By Marcus Gilmer in News on Jul 22, 2010 2:00PM

We were prepared for a three-ring circus, a trial of corruption of epic proportions that could have lasted throughout the summer and into the fall, as many as three to four months. What we got instead was a case that lasted about six weeks but at least it provided all the theatrics, twists, and turns we were expecting. (Hell, a reporter from the Wall Street Journal was so hell-bent on getting in his questions he managed to get himself arrested.) The defense's case lasted all of two days, with only Robert and Julie Blagojevich testifying and that was on Robert's behalf. As we all know now, former governor Rod chose not to testify on his own behalf and his defense decided to rest without calling a single witness, apparently content that the prosecution hasn't proven any wrong-doing by Rod beyond a reasonable doubt. If there's one thing Blago loves to do, it's talk and that's what he did outside the courthouse yesterday, explaining:

“The government proved I never took a corrupt dollar. I never took a corrupt dime, not a corrupt nickel, not a corrupt penny,” the former governor said over a cacophony of snapping cameras.

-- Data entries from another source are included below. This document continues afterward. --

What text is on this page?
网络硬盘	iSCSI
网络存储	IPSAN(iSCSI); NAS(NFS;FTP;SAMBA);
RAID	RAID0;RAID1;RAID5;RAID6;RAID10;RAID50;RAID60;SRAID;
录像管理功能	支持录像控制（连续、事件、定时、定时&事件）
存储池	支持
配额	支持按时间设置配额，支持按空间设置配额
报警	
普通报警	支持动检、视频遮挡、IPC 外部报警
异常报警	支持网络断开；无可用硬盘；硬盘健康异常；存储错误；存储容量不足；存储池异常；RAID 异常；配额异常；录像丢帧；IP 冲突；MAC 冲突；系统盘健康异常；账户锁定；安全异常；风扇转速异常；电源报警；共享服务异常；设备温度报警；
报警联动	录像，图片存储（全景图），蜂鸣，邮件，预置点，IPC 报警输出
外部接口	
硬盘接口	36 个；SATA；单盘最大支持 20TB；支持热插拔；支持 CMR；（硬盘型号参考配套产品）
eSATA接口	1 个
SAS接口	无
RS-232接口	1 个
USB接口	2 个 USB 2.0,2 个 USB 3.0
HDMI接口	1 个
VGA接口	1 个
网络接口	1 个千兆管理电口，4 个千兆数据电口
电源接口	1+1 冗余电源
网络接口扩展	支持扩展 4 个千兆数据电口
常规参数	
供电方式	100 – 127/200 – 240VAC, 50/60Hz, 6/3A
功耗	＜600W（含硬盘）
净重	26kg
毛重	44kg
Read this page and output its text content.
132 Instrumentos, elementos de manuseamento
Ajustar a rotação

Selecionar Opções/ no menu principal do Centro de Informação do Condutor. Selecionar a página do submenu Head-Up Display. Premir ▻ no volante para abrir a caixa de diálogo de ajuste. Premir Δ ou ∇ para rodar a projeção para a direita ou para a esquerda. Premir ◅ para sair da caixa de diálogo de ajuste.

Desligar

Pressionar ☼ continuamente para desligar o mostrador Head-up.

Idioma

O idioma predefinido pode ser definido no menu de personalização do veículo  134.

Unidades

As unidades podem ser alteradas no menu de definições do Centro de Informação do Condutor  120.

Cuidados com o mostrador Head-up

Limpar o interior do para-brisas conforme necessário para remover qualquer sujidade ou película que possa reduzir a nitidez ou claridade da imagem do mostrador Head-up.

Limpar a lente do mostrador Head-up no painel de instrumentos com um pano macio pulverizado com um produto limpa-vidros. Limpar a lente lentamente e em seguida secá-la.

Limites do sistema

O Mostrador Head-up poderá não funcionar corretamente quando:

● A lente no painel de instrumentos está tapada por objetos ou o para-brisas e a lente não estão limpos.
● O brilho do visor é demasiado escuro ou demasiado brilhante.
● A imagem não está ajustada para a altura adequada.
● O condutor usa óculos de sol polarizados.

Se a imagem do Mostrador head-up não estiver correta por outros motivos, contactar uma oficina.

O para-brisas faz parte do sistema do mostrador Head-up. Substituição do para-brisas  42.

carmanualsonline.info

"The government played some of the tapes. In the tapes the government played, they didn’t prove . . . I did [anything] illegal. In fact, they proved I sought the advice of my lawyers and my advisors,” he continued. “They proved I was on the phone talking with them, brainstorming about ideas. Yes, they proved some of the ideas were stupid. But they also proved some of the ideas were good.”

"The government in their case proved my innocence.’’

Of course, unsurprisingly, sources told the Tribune that it was concern over Blago's babbling nature and the trouble it could cause him on the stand under cross-examination that gave the defense cold feet about letting their well-coifed client take the stand in his own defense.

So what happens next? For starters, the attorneys will return to court where they'll argue over discuss exactly which charges will be sent to the jury. The defense is hoping to have, among other things, the conspiracy charge tossed. And in one of the stranger moments - if that's still possible - Judge Zagel compared Tony Rezko's payment for nothing to Patti Blagojevich to those madames of yore, the Everleigh sisters (brilliantly captured in Karen Abbott's Sin in the Second City) comparing it as a bribe similar to what the Everleighs often paid. There will be another brief attorney-only hearing this morning at which these matters are cleared up. And then it's a weekend of prep for closing arguments. The jury has been instructed to return on Monday morning when closing arguments will begin at 9:30 a.m. After that, the fate of our ex-governor and his brother will be in the hands of the jury. Given the complexity of some of the charges, we don't expect a quick turn-around to the verdict, but we'll be waiting impatiently for this all to end just the same.